Terzo album per i Geïst, band tedesca già autrice di Patina (2005) e di Kainsmal (2006).
Prima di iniziare con la recensione vera e propria, volevo soffermarmi, sullo stato della scena black metal (di cui i Geïst, fanno parte) attuale. Essa, ormai è ritornata ad essere un fenomeno di culto, ciò grazie anche all'affievolirsi degli ardori, che fino a qualche decennio fa, provenivano dalla Norvegia ed alle scelte degli ascoltatori, che hanno preferito abbandonare quelle, che al tempo, erano band nate sull'onda della tendenza del momento. Questo ritorno allo stato di genere di culto, ha fatto nascere alcune realtà interessantissime, tra queste i Geïst di Galeere, album che si candida ad essere una delle uscite di maggior peso all'interno della scena.
Galeere è un disco dotato di una intensità unica, che riesce a far convivere, senza forzature, black metal, dark-ambient e Doom Metal.

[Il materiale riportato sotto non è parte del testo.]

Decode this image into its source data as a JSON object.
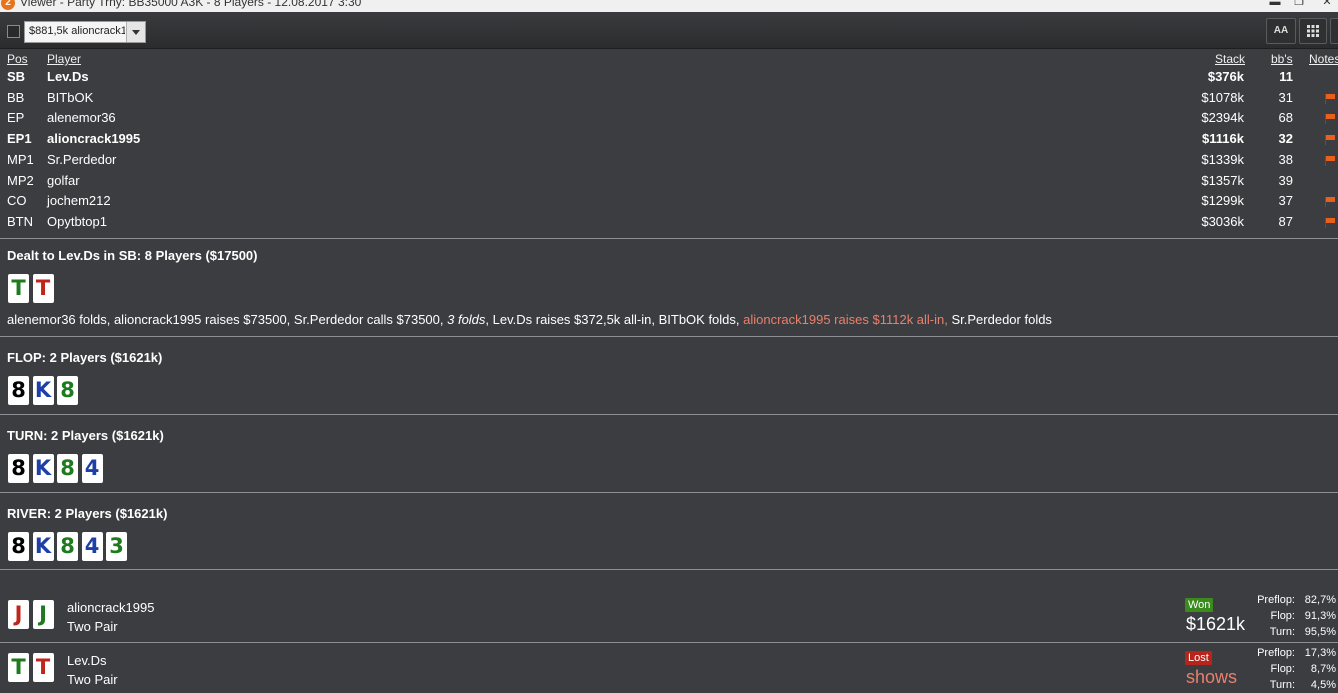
{
  "window": {
    "title": "Viewer - Party Trny: BB35000 A3K - 8 Players - 12.08.2017 3:30",
    "app_icon_glyph": "2"
  },
  "toolbar": {
    "hand_selector_value": "$881,5k alioncrack1",
    "font_size_button_label": "AA",
    "grid_icon": "grid-icon"
  },
  "players_table": {
    "headers": {
      "pos": "Pos",
      "player": "Player",
      "stack": "Stack",
      "bbs": "bb's",
      "notes": "Notes"
    },
    "rows": [
      {
        "pos": "SB",
        "name": "Lev.Ds",
        "stack": "$376k",
        "bbs": "11",
        "bold": true,
        "note_flag": false
      },
      {
        "pos": "BB",
        "name": "BITbOK",
        "stack": "$1078k",
        "bbs": "31",
        "bold": false,
        "note_flag": true
      },
      {
        "pos": "EP",
        "name": "alenemor36",
        "stack": "$2394k",
        "bbs": "68",
        "bold": false,
        "note_flag": true
      },
      {
        "pos": "EP1",
        "name": "alioncrack1995",
        "stack": "$1116k",
        "bbs": "32",
        "bold": true,
        "note_flag": true
      },
      {
        "pos": "MP1",
        "name": "Sr.Perdedor",
        "stack": "$1339k",
        "bbs": "38",
        "bold": false,
        "note_flag": true
      },
      {
        "pos": "MP2",
        "name": "golfar",
        "stack": "$1357k",
        "bbs": "39",
        "bold": false,
        "note_flag": false
      },
      {
        "pos": "CO",
        "name": "jochem212",
        "stack": "$1299k",
        "bbs": "37",
        "bold": false,
        "note_flag": true
      },
      {
        "pos": "BTN",
        "name": "Opytbtop1",
        "stack": "$3036k",
        "bbs": "87",
        "bold": false,
        "note_flag": true
      }
    ]
  },
  "preflop": {
    "title": "Dealt to Lev.Ds in SB: 8 Players ($17500)",
    "cards": [
      {
        "rank": "T",
        "color": "#1f7a1f"
      },
      {
        "rank": "T",
        "color": "#c0251b"
      }
    ],
    "actions": {
      "a1": "alenemor36 folds, alioncrack1995 raises $73500, Sr.Perdedor calls $73500, ",
      "a2": "3 folds",
      "a3": ", Lev.Ds raises $372,5k all-in, BITbOK folds, ",
      "a4": "alioncrack1995 raises $1112k all-in,",
      "a5": " Sr.Perdedor folds"
    }
  },
  "streets": [
    {
      "title": "FLOP: 2 Players ($1621k)",
      "cards": [
        {
          "rank": "8",
          "color": "#000000"
        },
        {
          "rank": "K",
          "color": "#1f3fa8"
        },
        {
          "rank": "8",
          "color": "#1f7a1f"
        }
      ]
    },
    {
      "title": "TURN: 2 Players ($1621k)",
      "cards": [
        {
          "rank": "8",
          "color": "#000000"
        },
        {
          "rank": "K",
          "color": "#1f3fa8"
        },
        {
          "rank": "8",
          "color": "#1f7a1f"
        },
        {
          "rank": "4",
          "color": "#1f3fa8"
        }
      ]
    },
    {
      "title": "RIVER: 2 Players ($1621k)",
      "cards": [
        {
          "rank": "8",
          "color": "#000000"
        },
        {
          "rank": "K",
          "color": "#1f3fa8"
        },
        {
          "rank": "8",
          "color": "#1f7a1f"
        },
        {
          "rank": "4",
          "color": "#1f3fa8"
        },
        {
          "rank": "3",
          "color": "#1f7a1f"
        }
      ]
    }
  ],
  "results": [
    {
      "player": "alioncrack1995",
      "hand": "Two Pair",
      "cards": [
        {
          "rank": "J",
          "color": "#c0251b"
        },
        {
          "rank": "J",
          "color": "#1f7a1f"
        }
      ],
      "badge": "Won",
      "badge_color": "#3a8a1e",
      "amount": "$1621k",
      "amount_color": "#ffffff",
      "equity": [
        {
          "label": "Preflop:",
          "value": "82,7%"
        },
        {
          "label": "Flop:",
          "value": "91,3%"
        },
        {
          "label": "Turn:",
          "value": "95,5%"
        }
      ]
    },
    {
      "player": "Lev.Ds",
      "hand": "Two Pair",
      "cards": [
        {
          "rank": "T",
          "color": "#1f7a1f"
        },
        {
          "rank": "T",
          "color": "#c0251b"
        }
      ],
      "badge": "Lost",
      "badge_color": "#b8231b",
      "amount": "shows",
      "amount_color": "#e8806d",
      "equity": [
        {
          "label": "Preflop:",
          "value": "17,3%"
        },
        {
          "label": "Flop:",
          "value": "8,7%"
        },
        {
          "label": "Turn:",
          "value": "4,5%"
        }
      ]
    }
  ]
}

Vi si possono trovare i crescendo, in pieno stile black, che rimandano ai Satyricon di Nemesis Divina, riffs che ricordano i Katatonia ed una componente "epica" che non diviene mai pomposa ed eccessiva.
A partire, dalla iniziale titletrack, ai quindici minuti della finale Unter Toten Kapitänen, ci si trova al cospetto di una qualità sonora superiore, che riesce ad articolare le strutture black che ne sono alla base, sempre in maniera intelligente, passando da momenti riflessivi e pregni di pathos (l'uso del synth, si rivela fondamentale in questo), a momenti fatti di pura furia, che si mescolano, alle melodie sinistre create dalle chitarre ed alle sceram vocals (di fattura ottima) di Cypher D. Rex.
Di rara bellezza, anche la scelta del concept, che Galeere affronta, e che riporta alla mente il romanzo ottocentesco, ed in particolare il quello di matrice horror psicologica, su tutti, ci si può ritrovare il Gordon Pym di E.A. Poe, o il mito dell'olandese volante e della propria ciurma fantasma.
Galeere, nel proprio darsi, riesce ad essere come il mare che campeggia in copertina; bello, ammaliante, pregno di forza e profondamente spietato.